Threshold, dither, halftone, or pencil: which to pick

Plain threshold turns every pixel pure black or white and suits logos and text, not faces. Floyd-Steinberg dithering is the default for photos on wood: it spreads error to neighbouring pixels and holds fine detail. Atkinson runs lighter and keeps highlights airy, which works well on slate and glass. Ordered dithering produces a regular grid that survives low-resolution engraving on diode machines. Halftone gives the classic newspaper dot look, stipple builds tones from hand-placed-looking dots, and pencil makes the engraving read like a sketch. The editor previews each one live, so you pick by eye instead of by guesswork.

Material matters: wood, slate, acrylic, glass

Light materials like plywood, maple, and cast acrylic engrave dark, so the image stays as it is: dark dots on a light field. Dark materials flip the rule. Slate, anodised aluminium, and painted surfaces engrave light, so the photo needs to be inverted before burning or the result comes out as a negative. Glass frosts white and behaves like a dark material too. The editor handles the inversion for you and lets you compare both directions in the preview. Whatever the material, export at true size in millimetres, run a small test patch, and dial in power and speed before committing the full photo.

Ready to convert?

Drop in your file and download a laser-ready vector in seconds.

Open the free editor →

Frequently Asked Questions

Which dithering is best for engraving photos on wood?

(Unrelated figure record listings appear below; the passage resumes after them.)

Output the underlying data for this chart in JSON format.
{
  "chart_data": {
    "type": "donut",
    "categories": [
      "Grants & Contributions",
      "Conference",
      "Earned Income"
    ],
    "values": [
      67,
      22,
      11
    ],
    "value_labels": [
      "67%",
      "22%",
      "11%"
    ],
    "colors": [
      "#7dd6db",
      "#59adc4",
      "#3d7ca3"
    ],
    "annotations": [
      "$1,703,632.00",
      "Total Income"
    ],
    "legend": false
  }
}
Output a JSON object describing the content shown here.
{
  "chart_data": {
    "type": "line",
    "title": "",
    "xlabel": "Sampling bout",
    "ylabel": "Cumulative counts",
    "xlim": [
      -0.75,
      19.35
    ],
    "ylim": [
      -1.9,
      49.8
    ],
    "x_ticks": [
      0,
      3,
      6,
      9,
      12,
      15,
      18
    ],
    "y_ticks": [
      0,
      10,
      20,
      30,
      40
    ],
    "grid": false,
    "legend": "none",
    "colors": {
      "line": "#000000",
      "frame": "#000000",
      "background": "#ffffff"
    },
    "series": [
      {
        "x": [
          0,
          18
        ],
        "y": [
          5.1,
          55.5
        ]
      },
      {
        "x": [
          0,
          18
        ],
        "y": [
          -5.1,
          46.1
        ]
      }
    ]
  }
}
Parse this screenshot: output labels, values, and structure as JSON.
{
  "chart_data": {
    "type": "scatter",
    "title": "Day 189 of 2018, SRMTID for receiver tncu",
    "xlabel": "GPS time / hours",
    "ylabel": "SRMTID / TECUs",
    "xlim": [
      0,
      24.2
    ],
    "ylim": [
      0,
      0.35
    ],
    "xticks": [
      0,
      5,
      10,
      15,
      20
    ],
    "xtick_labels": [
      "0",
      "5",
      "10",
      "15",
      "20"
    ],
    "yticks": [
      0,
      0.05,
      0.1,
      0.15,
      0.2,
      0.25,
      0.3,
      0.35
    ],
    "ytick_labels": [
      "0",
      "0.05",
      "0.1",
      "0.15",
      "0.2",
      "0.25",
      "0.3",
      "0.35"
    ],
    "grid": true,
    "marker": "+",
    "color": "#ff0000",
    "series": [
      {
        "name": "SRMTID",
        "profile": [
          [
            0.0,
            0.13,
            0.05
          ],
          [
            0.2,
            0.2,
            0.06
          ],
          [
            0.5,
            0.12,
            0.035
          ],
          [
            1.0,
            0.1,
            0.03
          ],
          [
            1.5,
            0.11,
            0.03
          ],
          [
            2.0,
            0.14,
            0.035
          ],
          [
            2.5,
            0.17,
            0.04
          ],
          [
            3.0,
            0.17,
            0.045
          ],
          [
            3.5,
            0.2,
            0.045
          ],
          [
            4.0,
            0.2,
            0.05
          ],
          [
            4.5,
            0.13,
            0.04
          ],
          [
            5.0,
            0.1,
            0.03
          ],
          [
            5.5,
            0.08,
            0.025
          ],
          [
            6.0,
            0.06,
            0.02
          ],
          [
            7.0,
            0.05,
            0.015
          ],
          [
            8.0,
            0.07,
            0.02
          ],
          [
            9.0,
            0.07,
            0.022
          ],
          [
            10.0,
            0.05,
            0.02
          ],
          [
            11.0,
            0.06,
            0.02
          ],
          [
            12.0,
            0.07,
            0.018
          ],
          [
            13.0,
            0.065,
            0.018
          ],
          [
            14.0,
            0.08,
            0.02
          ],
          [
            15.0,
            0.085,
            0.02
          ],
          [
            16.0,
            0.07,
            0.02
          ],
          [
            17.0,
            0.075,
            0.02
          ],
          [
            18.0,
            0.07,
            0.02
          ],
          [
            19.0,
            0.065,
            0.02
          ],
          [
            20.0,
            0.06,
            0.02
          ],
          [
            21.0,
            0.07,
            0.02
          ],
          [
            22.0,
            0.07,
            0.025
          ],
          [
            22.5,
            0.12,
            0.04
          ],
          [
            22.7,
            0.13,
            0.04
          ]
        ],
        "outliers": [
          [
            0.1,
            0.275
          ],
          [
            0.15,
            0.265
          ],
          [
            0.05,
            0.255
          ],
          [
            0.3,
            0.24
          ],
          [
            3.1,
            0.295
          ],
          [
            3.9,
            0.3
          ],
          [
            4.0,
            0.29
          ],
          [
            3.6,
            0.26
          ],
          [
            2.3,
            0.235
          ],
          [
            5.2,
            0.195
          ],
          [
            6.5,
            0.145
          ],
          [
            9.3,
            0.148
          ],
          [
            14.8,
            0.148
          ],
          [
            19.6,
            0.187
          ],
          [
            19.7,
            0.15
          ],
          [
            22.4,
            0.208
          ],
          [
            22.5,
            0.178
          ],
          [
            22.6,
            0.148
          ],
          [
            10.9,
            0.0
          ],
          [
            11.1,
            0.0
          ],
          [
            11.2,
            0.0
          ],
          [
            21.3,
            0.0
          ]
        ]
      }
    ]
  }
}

Floyd-Steinberg is the usual starting point: it preserves fine detail and handles faces well. If the result looks too dark on your machine, try Atkinson, which burns lighter and keeps highlights open. Run a small test patch before the full engrave.

Do I need to invert the photo for slate or glass?

Yes. Slate and glass engrave light marks on a dark surface, the opposite of wood, so the image must be inverted or it engraves as a negative. The editor flips it for you and shows both versions in the preview.

What size and resolution should I export?

Set the real engraving width in millimetres in the editor and it exports the PNG at a matching resolution. Around 10 dots per millimetre (254 DPI) lines up with the interval settings most laser software defaults to, so dots in the file map cleanly to dots on the material.

Is my photo uploaded anywhere?

No. Everything, including the AI background removal, runs locally in your browser. The photo never leaves your computer and nothing is stored on a server.

Does the export work with LightBurn, xTool, and Glowforge?

Yes. The export is a standard PNG at true physical size, which imports directly into LightBurn, RDWorks, the Glowforge App, and xTool Creative Space as an image layer ready to engrave.